Managing technical debt
The Python package ecosystem provides a cornucopia of tools, such that for nearly any problem one can find a package on PyPI or code on Github that can solve the problem. Most coders never think twice about installing a package that solves their problem; how could it be a bad thing? While we also love the richness of the Python package ecosystem, there are reasons to think twice about relying on arbitrary packages that one finds.
The concept of technical debt refers to work that is deferred in the short term in exchange for higher costs in the future (such as maintenance or changes). The use of an existing package counts as technical debt because there is uncertainty about how well any package will be maintained in the long term. A package that is not actively maintained can:
become dysfunctional with newer Python releases
come in conflict with newer versions of other packages, e.g. relying upon a function in another package that becomes deprecated
introduce security risks
fail to address bugs or errors in the code that are discovered by users
At the same time, there are very good reasons for using well-maintained packages:
Linus' law ("given enough eyeballs, all bugs are shallow") (Raymond, 1999) suggests that highly used software is less likely to retain bugs
A well-maintained package is likely to be well-tested
Using a well-maintained package can save a great deal of time compared to writing one's own implementation
While we don't want to suggest that one shouldn't use any old package from PyPI that happens to solve an important problem, we think it's important to keep in mind the fact that when we come to rely on a package, we are taking on technical debt and assuming some degree of risk. The level of concern about this will vary depending upon the expected reuse of the code: If you expect to reuse the code in the future, then you should pay more attention to how well the code is maintained. To see what an example of a well-maintained package look like, visit the Github repository for the Scikit-learn project. This is a long-lived project with more than 2000 contributors and a consistent history of commits over many years. Most projects will never reach this level of maturity, but we can use this as a template for what to look for in a well-maintained project:
Multiple active contributors (not just a single developer)

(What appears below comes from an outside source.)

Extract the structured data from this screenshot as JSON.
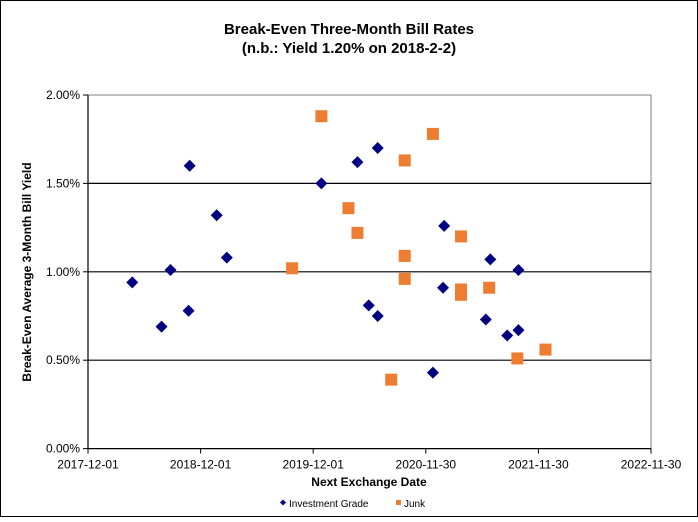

Automated testing with a high degree of code coverage
Testing across multiple python versions, including recent ones
An active issues page, with developers responding to issues relatively quickly
You may well decide that the code from a project that doesn't meet these standards is still useful enough to rely upon, but you should make that decision only after thinking through what would happen if the project was no longer maintained in the future. Considering and managing dependency risk is an essential aspect of building good software.